Grève des magistrats : « On est face à un blocus… », révèle le Secrétaire Exécutif du Conseil supérieur de la magistrature

CONAKRY- En Guinée, depuis le 16 aout 2023, les Cours et Tribunaux guinéens sont partiellement paralysés, à cause de la grève déclenchée par l’association des magistrats. Les dirigeants de cette entité contestent la décision du ministre de la justice suspendant deux magistrats pour manquement à leur profession.

Face à la crise qui affecte le fonctionnement normal de l’appareil judiciaire, le Conseil supérieur de la Magistrature et le bureau de la Cour Suprême ont entrepris des démarches pour tenter de résoudre la crise entre le Garde des sceaux Alphonse Charles Wright et l’association des magistrats dirigée par Mohamed Diawara. Visiblement c’est une patate chaude qui est tombée entre les mains du Conseil supérieur de la Magistrature et du Bureau de la Cour Suprême.

Durant cette semaine, plusieurs réunions ont lieu à la Cour suprême dans le but de faire rapprocher les deux protagonistes. D’un côté, l’association des magistrats maintient sa grève et exige la levée de la sanction prise contre deux magistrats en service au Tribunal de première instance de Labé pour arrêter son débrayage, de l’autre, le ministre de la justice reste campé sur sa position.

Pour éteindre le « feu » qui couve dans la maison des magistrats en Guinée, le bureau de la Cour Suprême en collaboration avec le Conseil Supérieur de la magistrature ainsi que des doyens du corps des magistrats ont rencontré les protagonistes.

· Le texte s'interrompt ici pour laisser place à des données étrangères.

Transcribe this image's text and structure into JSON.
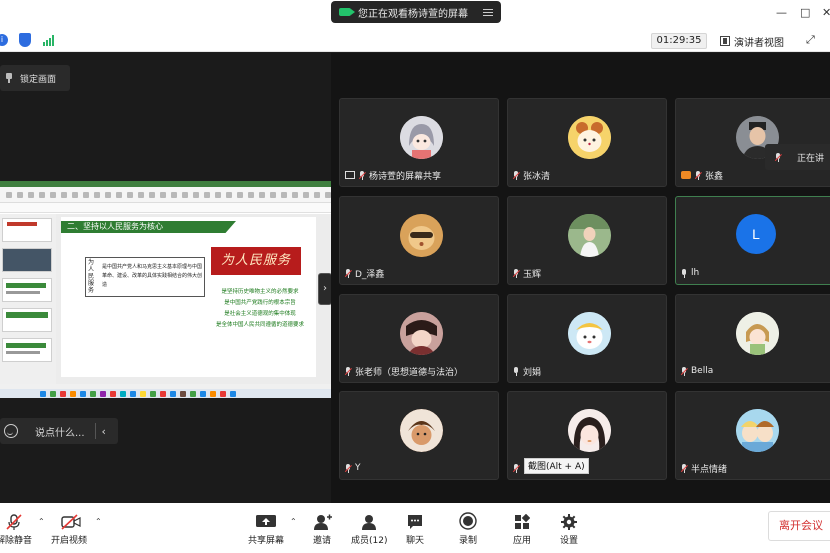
{
  "titlebar": {
    "banner_text": "您正在观看杨诗萱的屏幕"
  },
  "toolbar": {
    "timer": "01:29:35",
    "view_label": "演讲者视图"
  },
  "share": {
    "lock_label": "锁定画面",
    "chat_placeholder": "说点什么...",
    "slide": {
      "heading": "二、坚持以人民服务为核心",
      "vertical_label": "为人民服务",
      "paragraph": "是中国共产党人和马克思主义基本原理与中国革命、建设、改革的具体实践相结合的伟大创造",
      "banner_title": "为人民服务",
      "lines": [
        "是坚持历史唯物主义的必然要求",
        "是中国共产党践行的根本宗旨",
        "是社会主义道德观的集中体现",
        "是全体中国人民共同遵循的道德要求"
      ]
    }
  },
  "gallery": {
    "speaking_label": "正在讲",
    "tiles": [
      {
        "name": "杨诗萱的屏幕共享",
        "icon": "screen-share-icon"
      },
      {
        "name": "张冰清",
        "icon": "mic-muted-icon"
      },
      {
        "name": "张鑫",
        "icon": "camera-off-icon"
      },
      {
        "name": "D_泽鑫",
        "icon": "mic-muted-icon"
      },
      {
        "name": "玉辉",
        "icon": "mic-muted-icon"
      },
      {
        "name": "lh",
        "icon": "mic-icon",
        "initial": "L"
      },
      {
        "name": "张老师（思想道德与法治）",
        "icon": "mic-muted-icon"
      },
      {
        "name": "刘娟",
        "icon": "mic-icon"
      },
      {
        "name": "Bella",
        "icon": "mic-muted-icon"
      },
      {
        "name": "Y",
        "icon": "mic-muted-icon"
      },
      {
        "name": "",
        "icon": "mic-muted-icon"
      },
      {
        "name": "半点情绪",
        "icon": "mic-muted-icon"
      }
    ],
    "tooltip": "截图(Alt + A)"
  },
  "bottom": {
    "unmute": "解除静音",
    "start_video": "开启视频",
    "share_screen": "共享屏幕",
    "invite": "邀请",
    "members": "成员(12)",
    "chat": "聊天",
    "record": "录制",
    "apps": "应用",
    "settings": "设置",
    "leave": "离开会议"
  },
  "colors": {
    "accent_green": "#2f7d32",
    "leave_red": "#d32f2f",
    "avatar_blue": "#1a73e8"
  }
}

Les négociations ont commencé.

« Nous sommes en négociations. Celles-ci ont été initiées par la Cour Suprême dont le président a fait appel à des doyens de la magistrature, le conseil supérieur de la magistrature, l’AMG qui a en son sein un comité de crise », a expliqué à Africaguinee.com M. Yaya Boiro, secrétaire exécutif du Conseil Supérieur de la Magistrature.

Le 15 aout dernier, après avoir suspendu les deux magistrats en service au TPI de Labé, le garde des sceaux a saisi le Conseil Supérieur de la Magistrature aux fins d’action disciplinaires contre le juge et substitut ayant fait l’objet de suspension. Une session extraordinaire devrait s’ouvrir au niveau du Conseil Supérieur de la Magistrature afin d’examiner la requête du ministre Charles Wright.

L’association des magistrats était d’accord face à cette démarche, mais le Conseil Supérieur de la Magistrature s’est buté à un obstacle, car les magistrats suspendus ont exprimé le souhait de se faire accompagner par des avocats pour les défendre, conformément à l’article 39 du statut de la magistrature.

« Puisque ces avocats sont en vacances jusqu’à la fin du mois de septembre, ils (magistrats) nous ont demandé d’envoyer l’affaire jusqu’en octobre. Quand leurs avocats reprendront service, en ce moment la session du Conseil Supérieur de la Magistrature devrait se tenir », a précisé le secrétaire exécutif.

Mais en attendant l’ouverture de cette session par le CSM, l’association des Magistrats de Guinée maintient son mot d’ordre. Face à ce mouvement qui affecte le fonctionnement normal de la justice, le corps des magistrats tente d’aplanir les divergences.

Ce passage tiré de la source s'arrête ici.